The history of paan: an Indian treat made with a betel leaf that’s recommended in the Kama Sutra and praised by Ayurveda practitioners
- Known by different names in various Indian languages, millions of Indians chew paan every day and have done so for thousands of years
- Used as a mouth freshener or a post-meal treat, it is also touted as an aphrodisiac and is praised by Ayurveda practitioners for its health-giving properties
Paan is everywhere in India. The treat – a betel leaf stuffed with a variety of ingredients – can be found in people’s homes, at restaurants, shopping centres and markets.
The kiosk of the street corner paanwallah (seller of paan), where people gather over gossip and gilauri (prepared paan triangles), is like a modern-day coffee shop. Usually a flimsy, colourful structure with a tarpaulin roof, it sports a wooden table and steel containers filled with paan condiments. Sachets of chewing gum and mouth fresheners hang over it like party decorations.
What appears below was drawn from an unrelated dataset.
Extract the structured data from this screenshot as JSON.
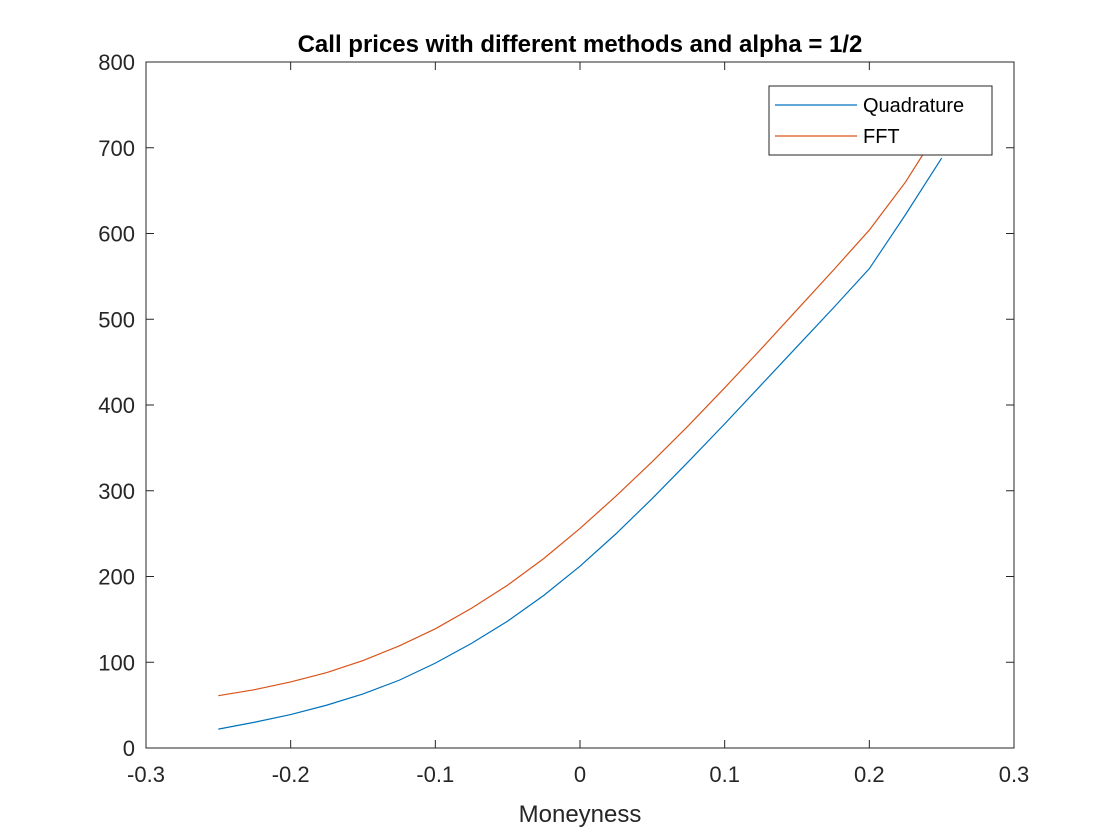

The moment an order is placed, the vendor’s hands start flying over his accoutrements – the heart-shaped, emerald-hued paan (the word refers to both the leaf, and the preparation made with it) is pulled out from under a wet muslin cloth, smeared with slaked lime and the astringent, chocolate-brown herb kattha.
Tambul, tamalapaku, nagavalli, nagarbel, vettile … known by different names in different Indian languages, the herby paan is deeply rooted in the subcontinental culture. Millions of Indians chew paan daily – its piquant and peppery taste make it an excellent mouth freshener or a post-meal treat.
Ancient texts mention how the betel leaf’s different parts represent different Hindu deities: Lakshmi in front, Shiva around the edges, and Yama – the Lord of Death – residing in the stalk, the unfavourable part, to be shunned.